Plan d'aide à la Grèce : réactions de Bayrou, de Fillon, ... et conséquences

Derrière l'apparence d'un sauvetage avec sourires affichés et poignées de mains fraternelles, d'une réconciliation du couple franco-allemand et d'une Europe qui recolle les morceaux, quelques remarques pour la suite ...

La presse a essentiellement retenu le succès du sauvetage et ... enfin une Europe de la zone euro qui commence à s'entendre à la dernière minute, grâce à la réconciliation du couple franco-allemand sur un compromis, notamment sur la contribution du secteur privé (banques, assurances, fonds de pension) ! L'Union européenne a débloqué 158 milliards d'euros : 109 milliards seront financés par l'Europe et le FMI. Le reste sera apporté par des institutions privées.

Cependant quelles remarques méritent d'être soulignées :

1- Le plan d'aide à la Grèce est un répit mais qui ne suffit pas à éviter les autres crises prévisibles, notamment sur les autres pays de la chaine de dominos. Il éteint un feu sur des braises ardentes et l'incendie risque de reprendre.

Comme le dit François Bayrou : "On était dans l'urgence extrême (...) On a pris des décisions dans la douleur qui donneront un répit au gouvernement grec et on l'espère à son peuple.

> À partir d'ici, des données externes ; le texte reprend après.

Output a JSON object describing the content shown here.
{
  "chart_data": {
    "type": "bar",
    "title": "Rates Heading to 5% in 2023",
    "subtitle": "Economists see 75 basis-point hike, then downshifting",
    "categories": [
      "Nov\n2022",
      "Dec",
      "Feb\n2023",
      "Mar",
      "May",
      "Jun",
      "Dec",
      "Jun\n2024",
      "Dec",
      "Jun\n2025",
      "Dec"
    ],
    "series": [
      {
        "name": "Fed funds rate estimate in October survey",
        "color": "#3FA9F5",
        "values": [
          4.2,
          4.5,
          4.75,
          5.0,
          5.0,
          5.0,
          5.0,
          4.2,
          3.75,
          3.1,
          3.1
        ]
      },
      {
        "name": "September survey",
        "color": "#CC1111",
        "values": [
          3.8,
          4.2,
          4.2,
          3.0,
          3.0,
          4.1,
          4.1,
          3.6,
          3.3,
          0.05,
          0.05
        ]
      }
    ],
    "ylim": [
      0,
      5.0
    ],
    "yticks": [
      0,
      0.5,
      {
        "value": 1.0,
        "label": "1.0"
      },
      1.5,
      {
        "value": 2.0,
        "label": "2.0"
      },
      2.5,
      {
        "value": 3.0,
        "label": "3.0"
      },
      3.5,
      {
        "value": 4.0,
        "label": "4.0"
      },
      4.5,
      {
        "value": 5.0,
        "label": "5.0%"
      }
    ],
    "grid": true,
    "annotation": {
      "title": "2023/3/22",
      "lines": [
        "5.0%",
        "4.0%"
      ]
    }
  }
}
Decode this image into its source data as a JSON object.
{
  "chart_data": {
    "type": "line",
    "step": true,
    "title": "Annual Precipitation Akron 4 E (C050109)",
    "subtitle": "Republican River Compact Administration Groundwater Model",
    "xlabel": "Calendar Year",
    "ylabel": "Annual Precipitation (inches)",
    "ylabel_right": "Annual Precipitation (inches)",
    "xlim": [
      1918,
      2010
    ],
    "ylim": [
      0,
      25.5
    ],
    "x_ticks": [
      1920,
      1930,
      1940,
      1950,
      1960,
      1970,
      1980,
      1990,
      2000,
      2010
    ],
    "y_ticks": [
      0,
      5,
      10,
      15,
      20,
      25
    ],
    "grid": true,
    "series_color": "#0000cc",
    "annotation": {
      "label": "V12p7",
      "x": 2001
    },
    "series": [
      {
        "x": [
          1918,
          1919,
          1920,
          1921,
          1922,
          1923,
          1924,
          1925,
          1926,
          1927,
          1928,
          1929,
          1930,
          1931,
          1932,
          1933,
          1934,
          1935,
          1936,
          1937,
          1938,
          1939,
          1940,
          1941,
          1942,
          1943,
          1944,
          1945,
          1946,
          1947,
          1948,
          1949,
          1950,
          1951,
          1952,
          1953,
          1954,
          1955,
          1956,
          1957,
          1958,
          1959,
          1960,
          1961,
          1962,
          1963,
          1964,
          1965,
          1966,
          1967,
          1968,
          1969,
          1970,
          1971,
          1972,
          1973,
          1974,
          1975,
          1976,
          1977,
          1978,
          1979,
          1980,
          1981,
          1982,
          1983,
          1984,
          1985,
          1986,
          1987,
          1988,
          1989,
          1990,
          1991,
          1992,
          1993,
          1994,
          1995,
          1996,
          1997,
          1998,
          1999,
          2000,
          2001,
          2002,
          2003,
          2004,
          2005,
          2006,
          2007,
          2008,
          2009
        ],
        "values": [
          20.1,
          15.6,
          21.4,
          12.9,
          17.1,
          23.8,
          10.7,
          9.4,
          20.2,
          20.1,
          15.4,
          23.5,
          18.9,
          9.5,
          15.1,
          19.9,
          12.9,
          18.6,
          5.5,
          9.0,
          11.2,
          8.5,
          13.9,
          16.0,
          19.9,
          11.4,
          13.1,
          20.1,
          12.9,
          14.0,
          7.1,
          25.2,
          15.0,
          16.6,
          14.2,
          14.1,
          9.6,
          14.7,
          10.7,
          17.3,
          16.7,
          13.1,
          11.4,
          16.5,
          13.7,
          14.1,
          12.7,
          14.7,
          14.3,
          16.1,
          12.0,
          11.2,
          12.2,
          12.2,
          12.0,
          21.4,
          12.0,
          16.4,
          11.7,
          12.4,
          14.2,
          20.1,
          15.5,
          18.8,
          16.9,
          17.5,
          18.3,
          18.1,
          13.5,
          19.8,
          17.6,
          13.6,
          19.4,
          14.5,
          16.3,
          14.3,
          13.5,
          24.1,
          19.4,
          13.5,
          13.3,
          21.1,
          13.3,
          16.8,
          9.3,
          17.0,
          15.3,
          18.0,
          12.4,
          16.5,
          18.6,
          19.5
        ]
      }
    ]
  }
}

Mais ce plan ne suffira pas", le plan "souffre de deux défauts rédhibitoires". D'abord, "il dit haut et fort que les efforts qui ont été décidés en faveur de la Grèce, notamment du secteur bancaire, ne seront en aucun cas repris pour d'autres Etats", or "traiter au coup par coup, c'est se condamner à des crises à répétition.  Ensuite, "les règles et les structures d'une défense systémique de la monnaie européenne (mutualisation de la dette, structure commune de gestion et autorité politique) n'ont pas été mises en place et donc les même causes risquent à court terme de produire les mêmes effets. On aurait voulu et espéré que la crise grecque permette à la zone euro de régler les problèmes d'ensemble qui l'assaillent. On n'a pas trouvé la réponse et on connaîtra d'autres crises".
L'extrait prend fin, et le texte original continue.